А Былин-младший продолжал:
— Мать… та, что родила, каждый год приезжает, живет здесь у меня, с внуками нянчится… Знаешь, я все разогревал себя, раздразнивал, думал, должны же какие-нибудь чувства к ней появиться? Как это говорят: кровь позовет или еще что… Ничего, понимаешь? Пусто… Мне ее жалко, так жалко бывает: старенькая уже, и жизнь такая была… Ты поживи с недельку, она вот-вот должна приехать, посмотришь. Звал сюда насовсем, пускай бы жила с моими стариками — не едет… А батя с матерью — конспираторы! Всю жизнь молчали! С Украины в Сибирь приехали, чтоб никто не знал… Только один раз батя проговорился. Я тогда маленький был, ничего не понял, но слова его запомнились. А когда она… мать та, нашлась — сообразил… Батя придет с работы, посадит меня в полу шинели и качает или носит по избе, а сами с матерью смеются.
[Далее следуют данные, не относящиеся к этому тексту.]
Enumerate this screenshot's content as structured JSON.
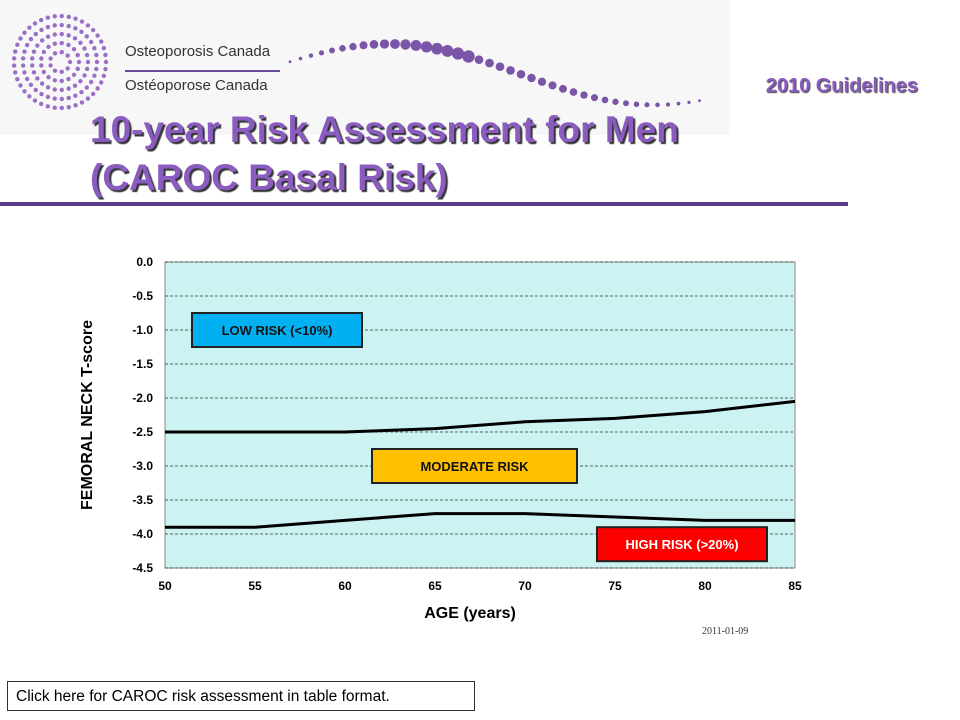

Я спросил, чего смеетесь, а батя: чего же не смеяться? Я тебя по дороге родил и в подоле принес. А мать испугалась…
Былин-старший после войны несколько лет работал комендантом и был в звании лейтенанта, как и мой промкомбинатовский учитель Иван Трофимович…
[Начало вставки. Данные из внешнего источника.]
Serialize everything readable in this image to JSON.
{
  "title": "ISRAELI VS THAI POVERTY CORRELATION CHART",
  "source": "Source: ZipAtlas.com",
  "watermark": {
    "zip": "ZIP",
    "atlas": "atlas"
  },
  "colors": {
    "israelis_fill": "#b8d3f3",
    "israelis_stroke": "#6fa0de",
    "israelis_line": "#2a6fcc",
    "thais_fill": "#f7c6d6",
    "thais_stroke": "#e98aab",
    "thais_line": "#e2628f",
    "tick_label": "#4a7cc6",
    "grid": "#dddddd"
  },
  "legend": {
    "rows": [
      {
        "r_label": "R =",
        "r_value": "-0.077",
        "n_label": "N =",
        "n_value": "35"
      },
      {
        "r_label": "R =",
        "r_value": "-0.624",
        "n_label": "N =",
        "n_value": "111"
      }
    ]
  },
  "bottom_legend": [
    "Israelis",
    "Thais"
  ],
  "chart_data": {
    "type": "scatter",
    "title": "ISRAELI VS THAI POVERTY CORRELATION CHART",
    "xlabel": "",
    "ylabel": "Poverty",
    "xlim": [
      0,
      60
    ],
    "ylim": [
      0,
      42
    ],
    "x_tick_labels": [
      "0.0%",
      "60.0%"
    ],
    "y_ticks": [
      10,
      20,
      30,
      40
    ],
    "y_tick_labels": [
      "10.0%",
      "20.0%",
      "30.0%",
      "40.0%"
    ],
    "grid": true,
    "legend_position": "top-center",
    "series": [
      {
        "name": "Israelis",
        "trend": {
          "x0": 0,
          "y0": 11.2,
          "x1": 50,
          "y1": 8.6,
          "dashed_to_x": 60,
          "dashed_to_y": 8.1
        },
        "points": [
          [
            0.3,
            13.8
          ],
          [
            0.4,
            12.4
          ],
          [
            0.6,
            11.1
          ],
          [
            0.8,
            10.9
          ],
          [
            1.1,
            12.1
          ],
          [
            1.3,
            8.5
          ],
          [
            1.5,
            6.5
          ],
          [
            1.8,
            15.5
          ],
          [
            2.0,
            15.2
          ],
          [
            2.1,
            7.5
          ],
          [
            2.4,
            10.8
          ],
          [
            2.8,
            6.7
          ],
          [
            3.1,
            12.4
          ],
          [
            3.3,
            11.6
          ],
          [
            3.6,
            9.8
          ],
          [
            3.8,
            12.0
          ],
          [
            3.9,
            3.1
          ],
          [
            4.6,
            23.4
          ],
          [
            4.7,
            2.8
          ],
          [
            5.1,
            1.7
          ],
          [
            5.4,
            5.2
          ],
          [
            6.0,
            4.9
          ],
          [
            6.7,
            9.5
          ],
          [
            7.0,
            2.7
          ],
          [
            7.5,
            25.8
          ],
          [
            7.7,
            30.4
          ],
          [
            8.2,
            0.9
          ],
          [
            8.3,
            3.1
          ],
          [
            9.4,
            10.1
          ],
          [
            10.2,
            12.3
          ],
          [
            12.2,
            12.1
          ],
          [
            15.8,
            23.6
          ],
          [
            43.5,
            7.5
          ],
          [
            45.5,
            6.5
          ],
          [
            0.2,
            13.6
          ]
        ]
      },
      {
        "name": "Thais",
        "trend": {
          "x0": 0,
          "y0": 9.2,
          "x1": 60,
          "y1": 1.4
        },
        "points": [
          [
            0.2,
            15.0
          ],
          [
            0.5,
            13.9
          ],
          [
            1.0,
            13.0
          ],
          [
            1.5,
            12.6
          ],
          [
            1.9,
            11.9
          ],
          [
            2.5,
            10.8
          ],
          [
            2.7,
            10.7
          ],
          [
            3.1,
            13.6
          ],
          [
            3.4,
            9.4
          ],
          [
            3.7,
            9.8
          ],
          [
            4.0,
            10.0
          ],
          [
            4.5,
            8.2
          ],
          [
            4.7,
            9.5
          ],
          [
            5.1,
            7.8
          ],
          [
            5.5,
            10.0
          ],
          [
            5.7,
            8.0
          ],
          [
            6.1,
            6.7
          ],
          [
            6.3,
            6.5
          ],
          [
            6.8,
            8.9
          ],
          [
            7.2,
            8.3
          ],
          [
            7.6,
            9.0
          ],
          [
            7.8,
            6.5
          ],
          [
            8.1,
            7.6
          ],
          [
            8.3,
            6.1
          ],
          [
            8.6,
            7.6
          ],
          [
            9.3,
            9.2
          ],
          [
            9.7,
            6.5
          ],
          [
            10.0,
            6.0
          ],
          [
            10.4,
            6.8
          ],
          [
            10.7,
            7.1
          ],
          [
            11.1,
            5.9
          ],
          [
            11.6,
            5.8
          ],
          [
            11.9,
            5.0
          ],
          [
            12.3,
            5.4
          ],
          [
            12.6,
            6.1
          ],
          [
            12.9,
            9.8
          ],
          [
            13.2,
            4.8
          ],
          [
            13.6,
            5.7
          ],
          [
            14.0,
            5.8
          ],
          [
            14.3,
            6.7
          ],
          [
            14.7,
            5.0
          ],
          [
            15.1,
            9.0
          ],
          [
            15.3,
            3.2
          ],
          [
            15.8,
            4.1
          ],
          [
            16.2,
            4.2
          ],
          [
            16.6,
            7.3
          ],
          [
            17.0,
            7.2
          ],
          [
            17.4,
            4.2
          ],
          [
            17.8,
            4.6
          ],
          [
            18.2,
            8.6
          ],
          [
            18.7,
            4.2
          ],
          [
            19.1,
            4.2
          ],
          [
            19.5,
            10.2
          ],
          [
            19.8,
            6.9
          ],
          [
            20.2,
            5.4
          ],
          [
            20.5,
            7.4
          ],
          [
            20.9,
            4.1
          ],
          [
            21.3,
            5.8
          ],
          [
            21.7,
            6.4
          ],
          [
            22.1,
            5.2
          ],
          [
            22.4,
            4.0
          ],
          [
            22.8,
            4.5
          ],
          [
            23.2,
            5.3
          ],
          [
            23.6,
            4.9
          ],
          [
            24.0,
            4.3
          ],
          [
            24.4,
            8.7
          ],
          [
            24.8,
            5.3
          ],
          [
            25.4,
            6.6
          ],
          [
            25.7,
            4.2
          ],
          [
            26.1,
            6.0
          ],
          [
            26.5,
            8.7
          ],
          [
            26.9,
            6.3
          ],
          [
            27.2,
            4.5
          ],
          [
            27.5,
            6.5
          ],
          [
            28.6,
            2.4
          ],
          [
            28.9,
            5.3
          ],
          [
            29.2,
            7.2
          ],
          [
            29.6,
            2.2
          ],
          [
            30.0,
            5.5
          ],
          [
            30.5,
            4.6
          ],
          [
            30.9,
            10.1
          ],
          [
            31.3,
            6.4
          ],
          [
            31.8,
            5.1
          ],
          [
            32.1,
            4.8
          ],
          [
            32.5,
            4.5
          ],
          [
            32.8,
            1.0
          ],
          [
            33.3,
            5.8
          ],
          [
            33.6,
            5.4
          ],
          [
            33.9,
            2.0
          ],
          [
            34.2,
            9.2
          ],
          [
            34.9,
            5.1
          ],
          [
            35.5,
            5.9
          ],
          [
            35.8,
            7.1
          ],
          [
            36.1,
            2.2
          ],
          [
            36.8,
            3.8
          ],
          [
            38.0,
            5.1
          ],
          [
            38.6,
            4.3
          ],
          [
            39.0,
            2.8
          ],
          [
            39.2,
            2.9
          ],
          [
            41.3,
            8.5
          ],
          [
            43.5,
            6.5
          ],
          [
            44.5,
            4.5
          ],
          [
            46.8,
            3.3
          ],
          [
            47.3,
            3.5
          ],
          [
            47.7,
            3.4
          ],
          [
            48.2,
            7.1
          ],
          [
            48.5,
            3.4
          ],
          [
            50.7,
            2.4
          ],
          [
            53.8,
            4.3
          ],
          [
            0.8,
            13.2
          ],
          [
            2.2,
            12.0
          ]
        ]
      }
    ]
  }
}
Война делала людей похожими, словно вместе с гимнастеркой натягивала на них одну и ту же судьбу.
Но можно ли по этому признаку искать перекрестья судеб и проводить параллели? Все-таки разные они, судьбы-гимнастерочки, хоть и пошиты по одному шаблону: одна побелела от солнца, другая — от соли, третья вообще сопрела на плечах. А есть новые, необмятые, с иголочки, есть в кровавых пятнах, простреленные, есть повседневные и парадные.
Какую из них носил Иван Трофимович?
Упростив все, можно разложить по полочкам: один учитель научил тому-то, другой — тому-то, один плохой, другой — хороший, третий — никакой. А герои бывают положительные и отрицательные, как учили в школе. Однако жизнь доказывает иное, делает свои сюжетные повороты и не любит, чтобы за нее придумывали.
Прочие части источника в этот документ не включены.